Is there a way to make this more efficient

gugs · August 11, 2008, 9:50am

I have the following code.

Basically we are producing a report from the messages taken off an MQ Queue. The messages have some characters that throws sed whereby it sometimes extracts the data I am after and sometimes not. I got around this problem by cutting the portion of the data that contains the information I am after from each record, which equates to a message taken off the queue, and passing it through the first sed command (sed -e 's/[^a-zA-Z0-9+_:-]//g' ) to filter the characters of interest. Subsequently the data is put through the second sed command to extarct the required information. From each record I require seven different bits of information, I have shown four. However, the process is repetitive for the other three.

Is there a way of improving this piece of code? I wanted to save the reformatted (printf "%n" "$line" | cut -c1-7000| sed -e 's/[^a-zA-Z0-9+_:-]//g' ) portion of the data into a variable and then pass it to sed, but sed only accepts a file as an input. This would get rid off the repetitive code. Please note, I can not use perl.

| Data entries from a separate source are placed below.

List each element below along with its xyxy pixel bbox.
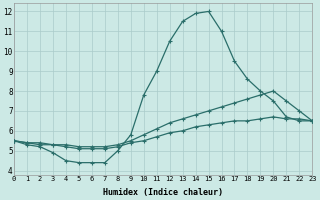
- X-axis label: Humidex (Indice chaleur): Humidex (Indice chaleur): [103, 188, 223, 197]
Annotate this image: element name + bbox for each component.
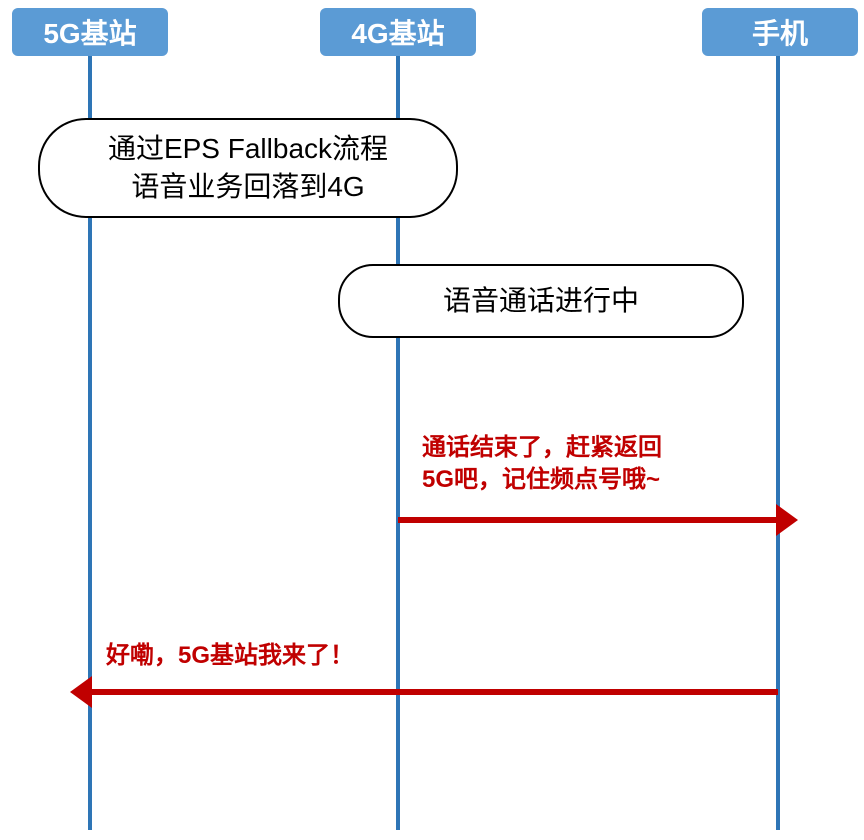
actor-label: 5G基站 <box>43 12 136 52</box>
msg-call-end-arrowhead-icon <box>776 504 798 536</box>
actor-bs4g: 4G基站 <box>320 8 476 56</box>
actor-label: 4G基站 <box>351 12 444 52</box>
msg-call-end-label: 通话结束了，赶紧返回 5G吧，记住频点号哦~ <box>422 432 662 497</box>
sequence-diagram: 5G基站 4G基站 手机通过EPS Fallback流程 语音业务回落到4G 语音通话… <box>0 0 864 840</box>
lifeline-ue <box>776 56 780 830</box>
msg-return-5g-arrowhead-icon <box>70 676 92 708</box>
note-eps-fallback: 通过EPS Fallback流程 语音业务回落到4G <box>38 118 458 218</box>
msg-return-5g-label: 好嘞，5G基站我来了！ <box>106 640 354 672</box>
actor-label: 手机 <box>752 12 808 52</box>
msg-return-5g-line <box>90 689 778 695</box>
note-voice-ongoing: 语音通话进行中 <box>338 264 744 338</box>
msg-call-end-line <box>398 517 778 523</box>
actor-ue: 手机 <box>702 8 858 56</box>
actor-bs5g: 5G基站 <box>12 8 168 56</box>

BMDan · August 11, 2008, 9:52am

Because the teacher will give you an F? Why? Even if you're not root, you can always install Perl in your home directory.

Why is it important to do the cut?

Can you provide some sample input?

Tytalus · August 11, 2008, 10:50am

#  echo "sed only accepts a file as input" | sed 's/ only\(.* a \).*\(as .*\)/\1stream \2/g' 
sed accepts a stream as input

gugs · August 11, 2008, 11:20am

I was thinking of passing sed a variable, for example:

I get a message stating it "cannot locate directory or file". I have tried passing ${record} too.

Tytalus · August 11, 2008, 11:38am

#  record="sed only accepts a file as input"

#  echo $record |sed 's/ only\(.* a \).*\(as .*\)/\1stream \2/g'
sed accepts a stream as input

aigles · August 11, 2008, 11:38am

while read line
do
   record=$(printf "%n" "$line" | cut -c1-6000| sed -e 's/[^a-zA-Z0-9+_:-]//g' )
   puttime=$(echo "$record" | sed   's|.*PutTime\(.*\)ApplOrgin.*|\1|')
done < temp01

Jean-Pierre.

danmero · August 11, 2008, 1:03pm

Depends on your shell

#!/bin/bash
a=test
sed 's/t/b/' <<< $a

@OP you should provide a sample input.

era · August 12, 2008, 2:58am

The reply I already posted in a related thread Passing a variable to sed or cut can easily be extended to cope as well. Whether you use a single sed script or a single awk script is a matter of taste; I picked awk because it's less arcane.

awk '{ f=substr($0, 1, 6000); gsub (/[^a-zA-Z0-9+_:-]/, "", f);
    if (f ~ ... hit on ex:Msg ...) ... extract and print ex:Msg data ...;
    if (f ~ ... hit on PutDate ...) ...extract and print PutDate ...;
   ... etc' temp01

With better information about what the input is supposed to look like, the dotted parts could be made less speculative.

era · August 12, 2008, 5:52am

... Actually with Perl it gets rather simple.

perl -ne '$f = substr($_, 0, 5999);
  if ($f =~ /ex:Msg(.*?)ex:Msg/) { print "MsgId = $1\n"; }
  if ($f =~ /PutDate(.*?)PutTime/) { print "Put Date = $1\n"; }
  if ($f =~ /PutTime(.*?)ApplOrgin/) { print "Put Time = $1\n"; }
  if ($f =~ /CreationTimeStamp(.*?)CreationTimeStamp/) { print "Timestamp = $1\n"; }' temp01

era · August 13, 2008, 2:38am

... And finally here's sed:

cut -c1-6000 temp01 | sed '
  # Copy data to hold space
  h
  # Substitute MsgId and print
  s/.*ex:Msg\(.*\)ex:Msg.*/MsgId = \1/p
  # Copy back from hold space
  g
  # Similar for Put Date, Put Time, and Timestamp
  s/.*PutDate\(.*\)PutTime.*/Put Date = \1/p
  g
  s/.*PutTime\(.*\)ApplOrigin.*/Put Time = \1/p
  g
  s/.*CreationTimeStamp\(.*\)CreationTimeStamp.*/Timestamp = \1/p'

The cut could be replaced by s/^$.\{6000\}$.*/\1/ if your sed supports that syntax, or a similar expression with 6000 periods inside the parenteses, if your sed can cope with that. Or you could simply hope that each match on any of the expressions above will happen within the first 6,000 characters, and simply omit the cut. Again, without sample data, it's hard to say.

Sorry for following up on my own posts; sleeping on this question brought up new ideas.